If 'Force Always' is selected, RFC3581 support will be always forced even if client does not request it

Outbound requests will contain the Via rport parameter and UDP responses

will be routed back to the network source port of the client even when no Via rport parameter was

specified in the request by the client. This effectively forces RFC3581 behavior even if not requested

This is non-RFC compliant but helps with devices behind NAT that do not implement RFC3581 but still

need the SBC to provide that functionality to route responses through NAT or firewall devices

* This option may break communications if used when requests come through a SIP proxy

or user agents that are not behind a firewall or NAT device

If 'Auto Force' is selected, RFC3581 support will be forced on particular user agents known to be problematic

This option is equivalent to 'Force' except that it will force it only for inbound requests with a User-Agent

header such as Polycom or other known problematic user agents without RFC3581 support

* This option may break communications if used when requests come through a SIP proxy

If 'Client Only' is selected, RFC3581 behavior is followed only for outbound requests

Outbound requests will contain the Via rport parameter and responses will still be routed

back to the port specified in the topmost Via header of the request (non-RFC3581 behavior)
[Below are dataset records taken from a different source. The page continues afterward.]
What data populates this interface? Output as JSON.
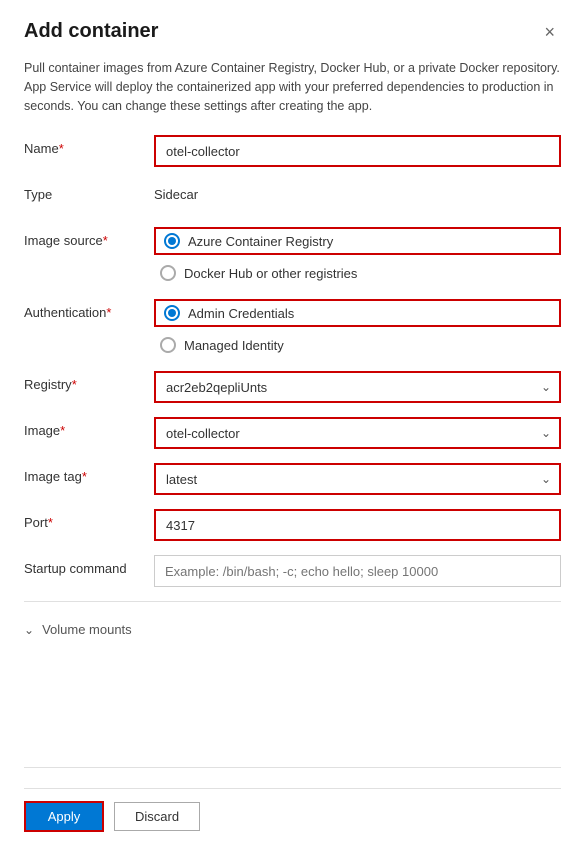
{
  "dialog": {
    "title": "Add container",
    "close_label": "×",
    "description": "Pull container images from Azure Container Registry, Docker Hub, or a private Docker repository. App Service will deploy the containerized app with your preferred dependencies to production in seconds. You can change these settings after creating the app."
  },
  "form": {
    "name_label": "Name",
    "name_required": "*",
    "name_value": "otel-collector",
    "type_label": "Type",
    "type_value": "Sidecar",
    "image_source_label": "Image source",
    "image_source_required": "*",
    "image_source_option1": "Azure Container Registry",
    "image_source_option2": "Docker Hub or other registries",
    "authentication_label": "Authentication",
    "authentication_required": "*",
    "authentication_option1": "Admin Credentials",
    "authentication_option2": "Managed Identity",
    "registry_label": "Registry",
    "registry_required": "*",
    "registry_value": "acr2eb2qepliUnts",
    "image_label": "Image",
    "image_required": "*",
    "image_value": "otel-collector",
    "image_tag_label": "Image tag",
    "image_tag_required": "*",
    "image_tag_value": "latest",
    "port_label": "Port",
    "port_required": "*",
    "port_value": "4317",
    "startup_label": "Startup command",
    "startup_placeholder": "Example: /bin/bash; -c; echo hello; sleep 10000",
    "volume_mounts_label": "Volume mounts",
    "apply_label": "Apply",
    "discard_label": "Discard"
  }
}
even if the rport Via parameter was specified in the request by the client

This is non-RFC complaint but helps with clients that have issues/bugs with their RFC3581

This effecitvely disabling RFC3581 for inbound requests only

If 'Server Only' is selected, RFC3581 behavior is followed only for inbound requests

Outbound requests will not contain the Via rport parameter but responses will be routed

back to the network source port when the client specifies the Via rport parameter in their request

This is effectively disabling RFC3581 for outbound requests only

sip-tos-value

Type

  • string

Default

  • None

Rules

  • greater_than[-1]
  • less_than[256]

SIP TOS Value

DiffServ integer value (0-255) for the signaling packets (this is the old TOS IP header value). You can use this to set TOS values as well.